7. Black Metal Veins (Valentine, US, 2012)
IMDB Rating: 6.4
The most obscure film on this list, and without a doubt the most unsettling; Black Metal Veins is a documentary-film project from the twisted mind behind the controversial “Vomit-gore” trilogy.
Who would have thought that the imagination behind Slaughtered Vomit Dolls and other sick-fetishist works would make something genuinely mature – albeit, just as concerning. Working under the pseudonym Lucifer Valentine, the filmmaker has rose to prominence within the realm of underground extreme cinema in the US, and has achieved a cult fan-base that would otherwise have been catered for by obscene pornographic subscription sites.

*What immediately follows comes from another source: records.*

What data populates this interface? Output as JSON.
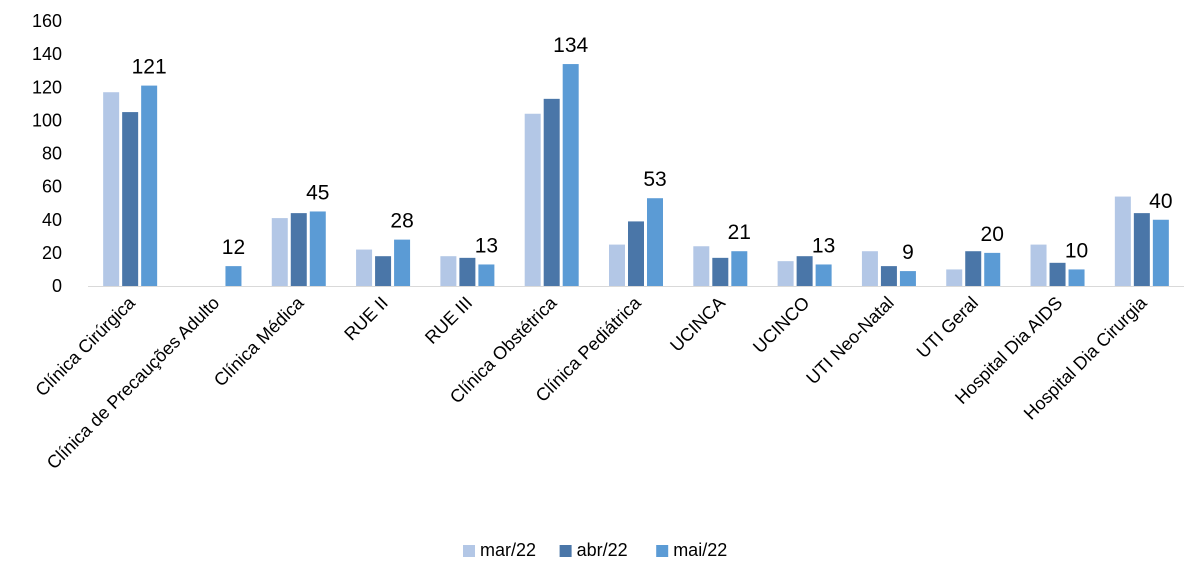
{
  "chart_data": {
    "type": "bar",
    "title": "",
    "xlabel": "",
    "ylabel": "",
    "ylim": [
      0,
      160
    ],
    "yticks": [
      0,
      20,
      40,
      60,
      80,
      100,
      120,
      140,
      160
    ],
    "grid": false,
    "legend_position": "bottom",
    "categories": [
      "Clínica Cirúrgica",
      "Clínica de Precauções Adulto",
      "Clínica Médica",
      "RUE II",
      "RUE III",
      "Clínica Obstétrica",
      "Clínica Pediátrica",
      "UCINCA",
      "UCINCO",
      "UTI Neo-Natal",
      "UTI Geral",
      "Hospital Dia AIDS",
      "Hospital Dia Cirurgia"
    ],
    "series": [
      {
        "name": "mar/22",
        "color": "#b3c7e6",
        "values": [
          117,
          0,
          41,
          22,
          18,
          104,
          25,
          24,
          15,
          21,
          10,
          25,
          54
        ]
      },
      {
        "name": "abr/22",
        "color": "#4a76a8",
        "values": [
          105,
          0,
          44,
          18,
          17,
          113,
          39,
          17,
          18,
          12,
          21,
          14,
          44
        ]
      },
      {
        "name": "mai/22",
        "color": "#5b9bd5",
        "values": [
          121,
          12,
          45,
          28,
          13,
          134,
          53,
          21,
          13,
          9,
          20,
          10,
          40
        ]
      }
    ],
    "data_labels": [
      "121",
      "12",
      "45",
      "28",
      "13",
      "134",
      "53",
      "21",
      "13",
      "9",
      "20",
      "10",
      "40"
    ]
  }
}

Needless to say, his films are trashy, unbelievably graphic in their depiction of sex and violence, and quite frankly, just aren’t very good. Yet, they have found a place in the realm of cult cinema all the same.
To the shock of many, however, Valentine’s 2012 documentary-film showed a reserved and mindful side to the mysterious provocateur. The documentary depicts the every-day drug habits of a clique of black-metal fans, detailing the mental and physical deterioration of their very humanity. The characters are insufferable, misguided, and always under the influence of heroin and other substances – of which is uncompromisingly portrayed.

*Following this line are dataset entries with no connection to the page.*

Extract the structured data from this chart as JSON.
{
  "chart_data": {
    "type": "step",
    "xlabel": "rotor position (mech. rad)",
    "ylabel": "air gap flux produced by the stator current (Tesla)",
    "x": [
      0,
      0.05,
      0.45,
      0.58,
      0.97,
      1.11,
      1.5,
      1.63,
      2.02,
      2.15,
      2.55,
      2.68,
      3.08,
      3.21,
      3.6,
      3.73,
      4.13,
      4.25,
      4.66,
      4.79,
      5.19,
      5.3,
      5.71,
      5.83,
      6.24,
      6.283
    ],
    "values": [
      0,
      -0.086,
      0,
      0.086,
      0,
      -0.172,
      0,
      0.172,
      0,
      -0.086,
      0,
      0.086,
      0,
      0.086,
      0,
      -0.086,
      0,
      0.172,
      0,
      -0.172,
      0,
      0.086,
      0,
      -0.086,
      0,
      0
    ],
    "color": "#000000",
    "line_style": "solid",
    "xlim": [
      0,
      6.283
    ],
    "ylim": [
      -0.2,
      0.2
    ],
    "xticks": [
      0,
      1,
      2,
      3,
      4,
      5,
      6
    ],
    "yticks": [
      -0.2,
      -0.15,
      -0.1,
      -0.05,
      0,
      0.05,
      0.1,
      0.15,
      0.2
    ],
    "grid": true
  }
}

It is an astonishingly raw and uncomfortable viewing experience, not just because of its graphic depiction of drug-use, and not simply because of their unashamedly disgusting behaviour, but because of the way that the camera makes these sick individuals feel like celebrity. Their actions are glamorised by the way they choose to present them, and just the brief amount of time spent with them is enough to make you immediately want to stop watching.

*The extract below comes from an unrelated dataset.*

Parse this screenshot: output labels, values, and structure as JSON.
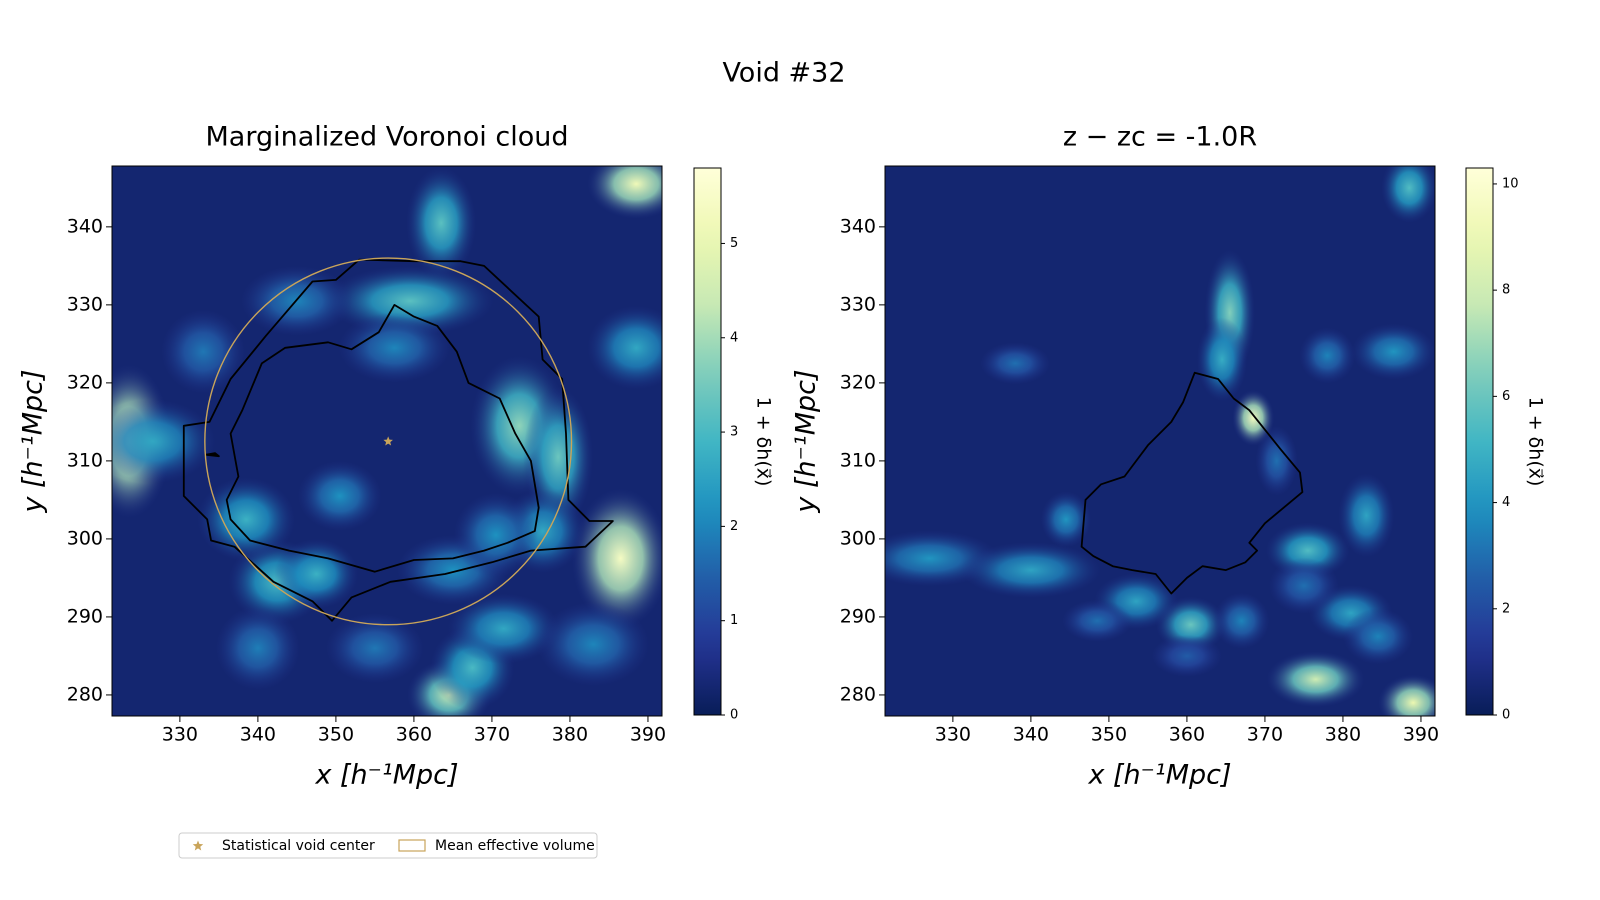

However, being able to stomach Black Metal Veins has its rewards. Interviews with family members cut straight to the heart of the devastation drug-use causes families, and make for truly heartbreaking moments.
There is debate to the legitimacy of certain content in the film’s last act, but at this point it really fails to matter. The depiction of heroin usage is disturbingly depicted, and while it is no mystery as to why many will avoid this film, it is undeniable that this is documentary at its most controversial, minimal and unforgettable.
6. Catch Me Daddy (Wolfe, UK, 2014)
IMDB Rating: 6.3
Daniel Wolfe’s first and only film is one of the most breathtaking and promising British feature-debuts in recent years. It’s far from from perfect, and still, it’s capacity to sweep audiences into the hustle of West Yorkshire’s gangs and crooked detectives without ever feeling false deserves our applause.
Catch Me Daddy is the story of teenage couple, Laila (Sameena Jabeen Ahmed) and Aaron (Conor McCarron), who decide to runaway when Laila’s brother arrives in town with a gang of thugs intent on sabotaging their relationship by any means possible. What follows is a fast-paced thriller which expertly blends subdued realism and cinematic flair to craft a narrative full of surprises.
The cast largely consists of relative newcomers, with the addition of a stand-out performance from Scottish veteran Gary Lewis (Billy Elliot, Gangs of New York), which brings a valuable believability to a series of exciting set-pieces.
Robbie Ryan’s (American Honey, Slow West) cinematography is on stunning form, presenting the moors located near Rishworth and Wainstalls as bleak and perilous landscapes in which frighteningly authentic antagonists can conduct unspeakable horrors under cover of darkness.
The Wolfe brothers’ script manages to tell audiences an uncomfortable story which takes place in the same spaces that we often inhabit – clubs, takeaway’s, and after this it is hard to view them in the same light. This is visceral filmmaking, introducing a wide array of new and emerging talents that we are excited to check in on in the future. Why this film hasn’t acquired more praise from audiences remains a mystery.